Cable giant Shaw Communications on Monday urged the CRTC to scrap the Local Programming Improvement Fund (LPIF), a $100 million subscriber tax that supports local TV news operations.
Calgary-based Shaw Communications, which earlier acquired the former CanWest Global Communications Corp. TV assets and rebranded them as Global TV, said the Canadian TV ad market has revived since 2008, allowing an end to the 1.5 per cent tax on the gross broadcast revenues of major cable and satellite TV operators.

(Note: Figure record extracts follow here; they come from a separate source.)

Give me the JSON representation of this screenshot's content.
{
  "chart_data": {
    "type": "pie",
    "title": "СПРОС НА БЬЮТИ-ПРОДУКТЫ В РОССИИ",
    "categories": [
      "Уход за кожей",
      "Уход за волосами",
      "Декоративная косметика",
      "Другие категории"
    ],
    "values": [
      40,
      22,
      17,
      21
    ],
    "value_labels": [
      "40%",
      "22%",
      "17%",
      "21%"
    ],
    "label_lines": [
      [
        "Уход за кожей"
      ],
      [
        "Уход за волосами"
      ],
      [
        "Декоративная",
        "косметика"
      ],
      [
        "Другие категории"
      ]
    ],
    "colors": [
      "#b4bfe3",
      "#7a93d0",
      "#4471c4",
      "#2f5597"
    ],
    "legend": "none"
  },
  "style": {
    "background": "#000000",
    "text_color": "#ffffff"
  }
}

In particular, the Global Television and CTV networks, which raised the alarm when their TV ad revenues collapsed in 2009 in the wake of the global market meltdown, have since been acquired by vertically-integrated carriers, with CTV going to phone giant BCE, which has rebranded as Bell Media.

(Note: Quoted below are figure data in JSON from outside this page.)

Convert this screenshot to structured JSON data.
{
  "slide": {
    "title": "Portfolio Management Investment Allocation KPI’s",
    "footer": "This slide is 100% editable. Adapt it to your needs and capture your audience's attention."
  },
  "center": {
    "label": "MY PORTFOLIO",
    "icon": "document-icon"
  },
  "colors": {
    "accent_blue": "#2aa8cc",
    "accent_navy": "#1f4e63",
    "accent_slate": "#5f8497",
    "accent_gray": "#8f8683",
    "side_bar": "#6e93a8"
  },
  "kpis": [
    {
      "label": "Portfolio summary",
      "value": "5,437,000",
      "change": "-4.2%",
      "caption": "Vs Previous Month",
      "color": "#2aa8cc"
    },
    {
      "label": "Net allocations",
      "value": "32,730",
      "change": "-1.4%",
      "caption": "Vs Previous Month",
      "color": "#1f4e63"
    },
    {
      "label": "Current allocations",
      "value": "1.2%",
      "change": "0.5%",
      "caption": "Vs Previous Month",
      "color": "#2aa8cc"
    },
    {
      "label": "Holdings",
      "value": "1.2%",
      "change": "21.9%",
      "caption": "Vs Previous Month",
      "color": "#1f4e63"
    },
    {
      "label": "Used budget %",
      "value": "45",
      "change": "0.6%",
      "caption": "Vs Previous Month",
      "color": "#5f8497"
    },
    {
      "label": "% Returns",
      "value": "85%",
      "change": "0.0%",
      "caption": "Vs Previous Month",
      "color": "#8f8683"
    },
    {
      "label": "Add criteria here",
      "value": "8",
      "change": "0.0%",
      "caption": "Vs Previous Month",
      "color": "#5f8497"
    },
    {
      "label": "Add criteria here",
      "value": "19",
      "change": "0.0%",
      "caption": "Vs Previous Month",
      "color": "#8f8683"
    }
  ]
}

“There’s been significant financial stability for the over-the-airs [conventional broadcasters]. We think all of these conditions have created an environment where, in 2008 it was a reasonable response to the situation, but today it’s no longer required,” Jean Brazeau, Shaw’s senior VP of regulatory affairs, told a CRTC hearing that is weighing whether to keep, modify or kill off the LPIF.

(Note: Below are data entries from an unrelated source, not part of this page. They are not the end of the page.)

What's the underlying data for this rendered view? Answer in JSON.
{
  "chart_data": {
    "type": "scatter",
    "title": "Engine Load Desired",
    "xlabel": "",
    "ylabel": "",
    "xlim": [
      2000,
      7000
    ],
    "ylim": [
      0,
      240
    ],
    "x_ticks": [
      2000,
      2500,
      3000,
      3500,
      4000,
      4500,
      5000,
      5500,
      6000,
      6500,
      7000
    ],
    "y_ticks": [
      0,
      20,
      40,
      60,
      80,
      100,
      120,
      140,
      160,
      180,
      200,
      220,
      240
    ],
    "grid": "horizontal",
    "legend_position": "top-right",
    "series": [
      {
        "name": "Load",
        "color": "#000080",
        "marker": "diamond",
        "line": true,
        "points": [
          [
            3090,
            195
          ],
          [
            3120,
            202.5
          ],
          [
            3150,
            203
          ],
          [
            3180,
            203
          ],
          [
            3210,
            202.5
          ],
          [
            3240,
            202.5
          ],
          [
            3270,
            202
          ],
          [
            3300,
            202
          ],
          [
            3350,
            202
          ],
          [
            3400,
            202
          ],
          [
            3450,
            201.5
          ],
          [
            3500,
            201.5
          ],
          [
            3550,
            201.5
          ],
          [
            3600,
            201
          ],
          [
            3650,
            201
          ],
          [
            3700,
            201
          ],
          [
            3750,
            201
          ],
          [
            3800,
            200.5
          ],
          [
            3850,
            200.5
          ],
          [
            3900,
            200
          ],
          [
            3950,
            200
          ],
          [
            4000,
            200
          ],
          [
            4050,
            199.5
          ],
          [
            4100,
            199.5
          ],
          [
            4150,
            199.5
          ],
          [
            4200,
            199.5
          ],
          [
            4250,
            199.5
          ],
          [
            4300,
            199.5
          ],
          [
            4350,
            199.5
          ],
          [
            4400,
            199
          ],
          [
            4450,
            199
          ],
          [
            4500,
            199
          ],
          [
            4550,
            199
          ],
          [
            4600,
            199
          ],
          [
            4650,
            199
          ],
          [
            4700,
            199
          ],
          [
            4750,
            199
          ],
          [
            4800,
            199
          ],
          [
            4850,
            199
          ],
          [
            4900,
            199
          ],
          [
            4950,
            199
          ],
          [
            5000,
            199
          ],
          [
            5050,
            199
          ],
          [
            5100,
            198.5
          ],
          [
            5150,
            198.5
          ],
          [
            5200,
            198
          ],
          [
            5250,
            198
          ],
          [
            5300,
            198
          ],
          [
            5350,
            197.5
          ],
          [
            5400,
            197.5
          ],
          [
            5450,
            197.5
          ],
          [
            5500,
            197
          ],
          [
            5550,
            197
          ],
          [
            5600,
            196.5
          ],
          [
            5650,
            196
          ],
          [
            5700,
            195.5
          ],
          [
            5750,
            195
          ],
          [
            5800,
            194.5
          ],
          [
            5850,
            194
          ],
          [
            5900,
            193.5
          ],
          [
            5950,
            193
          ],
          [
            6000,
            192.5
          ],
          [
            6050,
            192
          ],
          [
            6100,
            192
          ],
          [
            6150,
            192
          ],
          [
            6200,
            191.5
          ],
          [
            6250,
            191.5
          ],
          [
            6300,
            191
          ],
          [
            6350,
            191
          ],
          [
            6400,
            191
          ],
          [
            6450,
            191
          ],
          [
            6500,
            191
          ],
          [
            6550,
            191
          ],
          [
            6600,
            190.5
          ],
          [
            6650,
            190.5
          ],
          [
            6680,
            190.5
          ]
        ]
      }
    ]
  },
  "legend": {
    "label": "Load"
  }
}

Much of the questions by CRTC commissioners Monday focused on what impact ending LPIF would have on small market TV stations, with the Shaw execs insisting they could survive without the subsidy.
But Leonard Katz, acting CRTC chair who presided over the one-day hearing, expressed skepticism that small market TV stations, which continue to post losses for major networks, could go cold turkey.
“I can see how the [2008] crisis has abated, but I can’t see how the over the air environment is solvent,” Katz told the Gatineau, Quebec hearing.